While this is a fascinating look at Khan's history, it's also told in a memoir style, and called into question immediately after his trial. (Yes, trial, but it was all one story and told as a huge flashback; the present was intercut every now and then, but really only at the beginning of the issues.)
It made the story flow well, while also bringing in the events of the movie, and tying them to the past. The fact that Khan himself is an unreliable narrator should have been obvious from the start, but I got so caught up in the story of his life that I simply believed everything he said.

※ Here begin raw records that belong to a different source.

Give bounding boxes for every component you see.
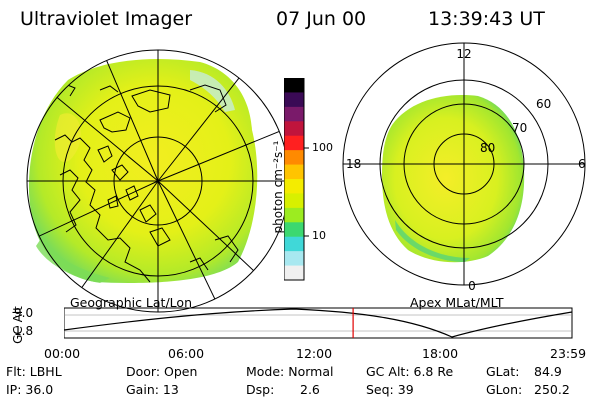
seq-status: Seq: 39 (366, 382, 414, 397)
colorbar-band (284, 222, 304, 238)
instrument-title: Ultraviolet Imager (20, 8, 193, 30)
door-status: Door: Open (126, 364, 198, 379)
colorbar-band (284, 164, 304, 180)
altitude-curve (64, 308, 573, 338)
mlt-label-12: 12 (456, 47, 471, 61)
left-map-caption: Geographic Lat/Lon (70, 295, 192, 310)
mlt-grid (342, 42, 586, 286)
uv-emission-image-right (382, 95, 525, 263)
glat-value: 84.9 (534, 364, 562, 379)
colorbar-band (284, 265, 304, 281)
colorbar-band (284, 135, 304, 151)
mlt-label-0: 0 (468, 279, 476, 293)
altitude-tick-max: 9.0 (14, 306, 34, 320)
colorbar-band (284, 179, 304, 195)
image-date: 07 Jun 00 (276, 8, 367, 30)
altitude-tick-min: 1.8 (14, 324, 34, 338)
mlt-label-6: 6 (578, 157, 586, 171)
dsp-label: Dsp: (246, 382, 275, 397)
mode-status: Mode: Normal (246, 364, 334, 379)
colorbar: 100 10 (284, 78, 333, 281)
filter-status: Flt: LBHL (6, 364, 62, 379)
colorbar-band (284, 193, 304, 209)
colorbar-band (284, 106, 304, 122)
colorbar-band (284, 207, 304, 223)
altitude-xtick-4: 23:59 (550, 346, 587, 361)
altitude-plot (64, 307, 573, 339)
mlat-label-60: 60 (536, 97, 551, 111)
dsp-value: 2.6 (300, 382, 320, 397)
ip-status: IP: 36.0 (6, 382, 54, 397)
colorbar-band (284, 251, 304, 267)
altitude-xtick-1: 06:00 (168, 346, 205, 361)
altitude-xtick-2: 12:00 (296, 346, 333, 361)
glon-value: 250.2 (534, 382, 570, 397)
colorbar-band (284, 121, 304, 137)
mlt-labels: 12 18 6 0 60 70 80 (346, 47, 586, 293)
altitude-xtick-3: 18:00 (422, 346, 459, 361)
mlt-label-18: 18 (346, 157, 361, 171)
colorbar-units-label: photon cm⁻²s⁻¹ (271, 140, 285, 234)
gc-alt-status: GC Alt: 6.8 Re (366, 364, 454, 379)
mlat-label-70: 70 (512, 121, 527, 135)
colorbar-band (284, 236, 304, 252)
right-map-caption: Apex MLat/MLT (410, 295, 504, 310)
image-time: 13:39:43 UT (428, 8, 545, 30)
colorbar-tick-100: 100 (312, 141, 333, 154)
glon-label: GLon: (486, 382, 523, 397)
gain-status: Gain: 13 (126, 382, 179, 397)
colorbar-band (284, 92, 304, 108)
glat-label: GLat: (486, 364, 520, 379)
altitude-xtick-0: 00:00 (44, 346, 81, 361)
mlat-label-80: 80 (480, 141, 495, 155)
colorbar-band (284, 78, 304, 94)
colorbar-tick-10: 10 (312, 229, 326, 242)
colorbar-band (284, 150, 304, 166)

I believe much of this is based on not only the original Star Trek episode about Khan, but also supplemental material - like the Eugenics War novel - but that's the impression that I got. I haven't actually read The Rise and Fall of Khan, so I don't really know.
And of course, much of this is altered to fit the new universe and the new movies, so I know that some of this diverged from the TOS canon itself. Khan made a fascinating narrator and I can see some of why he became the way he is in the details of his past, but it did lack an emotional connection. I suppose having Khan, who isn't super emotional, tell this story makes that emotional disconnect feel reasonable, and made the story more realistic. (I can't see him telling this story affably or with any great emotion.) The catch-22 is that it made me distanced from this story in an emotional way, and so even when the one thing that really mattered - him being reunited with the other augments, whom he considered not only his crew but his family - came up, I didn't feel much.
I enjoyed this greatly despite the lack of emotional connection. Also, I'm in a rush, so I'm going to leave this review here.